Pendant l’aller-retour d’Emmanuel Macron à Washington, mercredi et jeudi, ses troupes ont fait du surplace. La lettre du Président aux Français, demandant aux partis de «bâtir une majorité solide, nécessairement plurielle» est restée sans effet : le Nouveau Front populaire (NFP) continue de lui réclamer Matignon. Pire, ce qui reste de l’ex-majorité s’est tiré la bourre en l’absence du chef de l’Etat, avec une guerre larvée entre Gabriel Attal et Gérald Darmanin pour prendre la présidence du groupe Renaissance à l’Assemblée. Un «spectacle désastreux», a tonné Emmanuel Macron devant les dirigeants de son camp convoqués à l’Elysée ce vendredi matin.
C’est surtout le Premier ministre qui semble visé par la colère présidentielle. Alors qu’Elisabeth Borne et Gérald Darmanin, encore reçu en tête à tête par le Président ce matin, plaidaient pour une direction collégiale provisoire à la tête du groupe, Attal préférait un vote rapide. Très soutenu par les députés rescapés de la dissolution, son scénario s’est imposé. Le groupe votera dès ce samedi matin et Attal est le seul candidat déclaré. «On va avoir Gabriel Premier ministre et président de groupe jusqu’à fin août, ce qui est lunaire tout de même, regrette l’un des participants. Quand tu es fort, tu rassembles. Tu ne tords pas le bras.»
Retour à la diabolisation de Mélenchon
En remportant cette guerre éclair, Attal joue l’émancipation face au Président qui ne l’avait pas consulté avant de dissoudre l’Assemblée. Pendant trois jours, les troupes du Premier ministre ont flatté l’indépendance des députés et accusé le ministre de l’Intérieur de chercher ses ordres à l’Elysée. Ce que Darmanin lui rendait bien en laissant ses proches critiquer la politique de désistement prônée par Attal face au RN dans l’entre-deux tours, dont des candidats LFI ont profité. Un repoussoir pour l’aile droite de la macronie. Dans sa profession de foi envoyée aux députés Renaissance ce vendredi matin, Attal a tenté de parer aux critiques en promettant de «protéger» les Français d’un gouvernement incluant des ministres RN ou LFI, un retour à la diabolisation de Jean-Luc Mélenchon et de son parti.
Emmanuel Macron, qui devrait accepter la démission du gouvernement mardi, a appelé chacun à privilégier «la Nation plutôt que les ambitions prématurées». Un vœu pieux.
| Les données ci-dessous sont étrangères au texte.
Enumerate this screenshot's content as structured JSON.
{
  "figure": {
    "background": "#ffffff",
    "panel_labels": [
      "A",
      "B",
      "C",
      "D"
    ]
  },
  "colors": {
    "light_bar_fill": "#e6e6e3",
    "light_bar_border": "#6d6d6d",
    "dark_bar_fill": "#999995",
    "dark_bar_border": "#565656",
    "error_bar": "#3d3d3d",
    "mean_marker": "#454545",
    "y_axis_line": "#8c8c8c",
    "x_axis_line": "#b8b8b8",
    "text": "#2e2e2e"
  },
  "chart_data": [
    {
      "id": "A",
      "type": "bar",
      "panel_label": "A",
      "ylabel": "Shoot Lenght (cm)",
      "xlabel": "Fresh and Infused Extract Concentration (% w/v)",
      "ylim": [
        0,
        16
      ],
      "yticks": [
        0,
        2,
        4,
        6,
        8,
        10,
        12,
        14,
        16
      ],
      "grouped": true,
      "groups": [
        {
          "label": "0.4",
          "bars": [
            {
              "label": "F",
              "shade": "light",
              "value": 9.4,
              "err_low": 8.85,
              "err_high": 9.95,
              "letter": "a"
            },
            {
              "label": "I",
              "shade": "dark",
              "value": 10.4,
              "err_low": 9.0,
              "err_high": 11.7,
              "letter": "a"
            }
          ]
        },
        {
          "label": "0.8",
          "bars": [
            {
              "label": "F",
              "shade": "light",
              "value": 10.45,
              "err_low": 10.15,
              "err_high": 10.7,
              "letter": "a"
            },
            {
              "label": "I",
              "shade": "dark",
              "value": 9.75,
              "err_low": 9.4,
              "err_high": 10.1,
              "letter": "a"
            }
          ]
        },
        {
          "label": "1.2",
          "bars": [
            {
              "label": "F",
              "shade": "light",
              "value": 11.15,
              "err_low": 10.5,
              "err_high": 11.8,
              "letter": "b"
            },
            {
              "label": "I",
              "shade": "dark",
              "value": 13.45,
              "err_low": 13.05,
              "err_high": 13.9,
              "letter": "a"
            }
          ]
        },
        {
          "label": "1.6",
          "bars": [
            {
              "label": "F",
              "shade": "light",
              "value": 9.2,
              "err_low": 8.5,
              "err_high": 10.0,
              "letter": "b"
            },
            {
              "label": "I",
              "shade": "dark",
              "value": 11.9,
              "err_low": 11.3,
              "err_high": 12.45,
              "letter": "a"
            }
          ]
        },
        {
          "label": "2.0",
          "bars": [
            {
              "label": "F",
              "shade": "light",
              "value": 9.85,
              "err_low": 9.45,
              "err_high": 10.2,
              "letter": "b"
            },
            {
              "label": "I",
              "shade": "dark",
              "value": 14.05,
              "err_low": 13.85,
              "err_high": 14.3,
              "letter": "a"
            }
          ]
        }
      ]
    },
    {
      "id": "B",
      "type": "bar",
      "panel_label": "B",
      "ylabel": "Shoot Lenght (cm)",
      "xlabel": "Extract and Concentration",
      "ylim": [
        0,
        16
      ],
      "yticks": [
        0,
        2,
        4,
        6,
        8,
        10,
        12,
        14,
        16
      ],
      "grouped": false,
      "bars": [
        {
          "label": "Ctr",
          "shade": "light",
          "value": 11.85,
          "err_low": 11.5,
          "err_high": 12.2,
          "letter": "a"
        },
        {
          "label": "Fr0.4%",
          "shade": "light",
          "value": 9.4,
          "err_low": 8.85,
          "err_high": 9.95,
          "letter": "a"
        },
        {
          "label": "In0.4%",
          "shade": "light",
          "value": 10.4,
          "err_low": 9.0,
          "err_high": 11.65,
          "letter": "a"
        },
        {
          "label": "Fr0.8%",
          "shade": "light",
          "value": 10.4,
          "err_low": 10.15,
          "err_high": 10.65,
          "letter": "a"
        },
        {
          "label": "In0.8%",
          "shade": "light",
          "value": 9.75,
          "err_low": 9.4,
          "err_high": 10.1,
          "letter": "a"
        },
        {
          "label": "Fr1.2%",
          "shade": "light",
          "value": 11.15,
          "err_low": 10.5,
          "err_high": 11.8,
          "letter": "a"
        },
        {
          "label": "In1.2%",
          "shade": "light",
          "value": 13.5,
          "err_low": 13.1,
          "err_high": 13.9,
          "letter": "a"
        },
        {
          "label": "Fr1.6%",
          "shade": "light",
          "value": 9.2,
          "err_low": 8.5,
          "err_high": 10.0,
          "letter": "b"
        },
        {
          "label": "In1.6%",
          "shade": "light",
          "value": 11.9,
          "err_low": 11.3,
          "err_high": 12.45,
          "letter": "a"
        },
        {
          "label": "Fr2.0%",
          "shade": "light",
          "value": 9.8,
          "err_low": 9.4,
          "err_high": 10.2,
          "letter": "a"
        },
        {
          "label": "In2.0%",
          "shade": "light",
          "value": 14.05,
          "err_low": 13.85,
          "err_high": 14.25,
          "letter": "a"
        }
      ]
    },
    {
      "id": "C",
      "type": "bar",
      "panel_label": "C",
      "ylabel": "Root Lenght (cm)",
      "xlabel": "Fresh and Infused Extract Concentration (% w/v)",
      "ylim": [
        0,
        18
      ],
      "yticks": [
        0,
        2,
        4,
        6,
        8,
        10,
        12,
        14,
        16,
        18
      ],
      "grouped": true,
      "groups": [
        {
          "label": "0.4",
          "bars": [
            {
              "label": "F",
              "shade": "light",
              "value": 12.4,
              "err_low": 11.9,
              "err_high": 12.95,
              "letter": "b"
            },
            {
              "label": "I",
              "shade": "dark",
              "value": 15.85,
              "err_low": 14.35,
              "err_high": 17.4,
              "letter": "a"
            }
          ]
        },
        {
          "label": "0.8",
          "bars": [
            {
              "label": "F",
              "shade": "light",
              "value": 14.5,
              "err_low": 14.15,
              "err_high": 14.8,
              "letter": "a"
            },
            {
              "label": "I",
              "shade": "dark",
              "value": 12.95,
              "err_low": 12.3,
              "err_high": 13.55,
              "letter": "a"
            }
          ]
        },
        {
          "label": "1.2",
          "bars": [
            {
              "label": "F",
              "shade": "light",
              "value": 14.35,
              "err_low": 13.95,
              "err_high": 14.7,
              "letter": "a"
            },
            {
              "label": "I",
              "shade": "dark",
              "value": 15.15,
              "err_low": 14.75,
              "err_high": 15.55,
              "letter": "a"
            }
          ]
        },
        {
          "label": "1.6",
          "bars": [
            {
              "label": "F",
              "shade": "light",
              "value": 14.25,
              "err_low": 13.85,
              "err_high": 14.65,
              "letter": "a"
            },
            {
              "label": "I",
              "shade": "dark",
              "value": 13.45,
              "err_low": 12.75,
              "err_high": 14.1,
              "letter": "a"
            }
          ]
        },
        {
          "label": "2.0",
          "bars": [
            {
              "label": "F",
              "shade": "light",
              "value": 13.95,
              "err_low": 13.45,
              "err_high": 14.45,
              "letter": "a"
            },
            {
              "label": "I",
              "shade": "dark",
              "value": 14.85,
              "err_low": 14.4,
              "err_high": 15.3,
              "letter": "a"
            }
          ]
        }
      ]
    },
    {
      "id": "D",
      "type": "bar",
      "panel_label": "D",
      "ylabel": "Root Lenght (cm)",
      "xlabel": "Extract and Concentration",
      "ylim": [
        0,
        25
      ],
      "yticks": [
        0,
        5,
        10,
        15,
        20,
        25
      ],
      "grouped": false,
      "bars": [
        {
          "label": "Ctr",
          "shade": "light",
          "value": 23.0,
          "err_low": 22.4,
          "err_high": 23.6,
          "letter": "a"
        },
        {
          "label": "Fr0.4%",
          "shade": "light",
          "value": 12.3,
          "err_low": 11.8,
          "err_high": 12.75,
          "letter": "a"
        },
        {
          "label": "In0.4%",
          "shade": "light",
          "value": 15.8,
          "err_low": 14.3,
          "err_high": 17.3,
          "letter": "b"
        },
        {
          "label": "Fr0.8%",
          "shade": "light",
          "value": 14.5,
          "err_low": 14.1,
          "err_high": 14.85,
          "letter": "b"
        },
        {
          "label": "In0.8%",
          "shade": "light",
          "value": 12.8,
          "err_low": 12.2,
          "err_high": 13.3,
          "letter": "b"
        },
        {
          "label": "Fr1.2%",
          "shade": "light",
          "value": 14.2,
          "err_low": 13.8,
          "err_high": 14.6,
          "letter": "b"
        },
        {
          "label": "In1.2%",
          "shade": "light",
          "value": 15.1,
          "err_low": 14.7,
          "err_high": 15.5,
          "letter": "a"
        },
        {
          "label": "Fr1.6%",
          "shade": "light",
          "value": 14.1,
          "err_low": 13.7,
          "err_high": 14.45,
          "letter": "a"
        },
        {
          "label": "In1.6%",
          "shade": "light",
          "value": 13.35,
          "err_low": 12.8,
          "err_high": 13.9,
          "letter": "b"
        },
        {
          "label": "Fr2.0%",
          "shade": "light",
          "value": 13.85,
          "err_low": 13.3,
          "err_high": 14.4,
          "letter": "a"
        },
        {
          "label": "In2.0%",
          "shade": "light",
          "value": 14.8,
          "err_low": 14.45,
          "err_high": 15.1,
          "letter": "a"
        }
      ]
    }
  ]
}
A la mi-journée, Darmanin a adressé à ses collègues députés un message au ton aigre : «Les élections au sein du groupe ne règlent cependant en aucun cas les deux problèmes majeurs qui sont les nôtres : notre ligne politique, notre projet pour les Français et l’examen critique de notre action, de notre méthode et de notre bilan.» Une de ses collègues ministres préfère en rire : «Je m’attendais presque à pire.» Entre Attal et Darmanin, le match retour pourrait se jouer au prochain congrès de Renaissance. «Gérald joue l’unité, mais il fait aussi entendre sa voix. Il veut un changement radical, notamment au parti, et prend date», prévient une source parlementaire proche du ministre de l’Intérieur.
Dans l’attente du président de l’Assemblée
Emmanuel Macron et les dirigeants de son camp se voyaient surtout pour phosphorer sur leur projet de coalition. La ministre déléguée à l’Egalité entre les femmes et les hommes, Aurore Bergé, a plaidé pour préciser publiquement ce que le bloc central serait prêt à concéder pour conclure une alliance. Le chef de l’Etat attend l’élection du président de l’Assemblée jeudi prochain, selon lui «une clarification réelle» sur les rapports de force et les éventuelles alliances au Palais-Bourbon. La présidente sortante, Yaël Braun-Pivet, croit encore en ses chances au gré d’un accord avec la droite. «Si on s’amuse à faire ce braquage-là on perdra tout le reste», avertit un ministre convaincu qu’il faut au contraire laisser le perchoir au NFP pour faire preuve d’humilité devant les Français. Il faudra aussi trouver une ligne sur la répartition des postes clés à l’Assemblée, l’ex-majorité restant très divisée sur la tentation d’en exclure d’office le RN. De quoi agacer Emmanuel Macron avec de nouvelles divisions.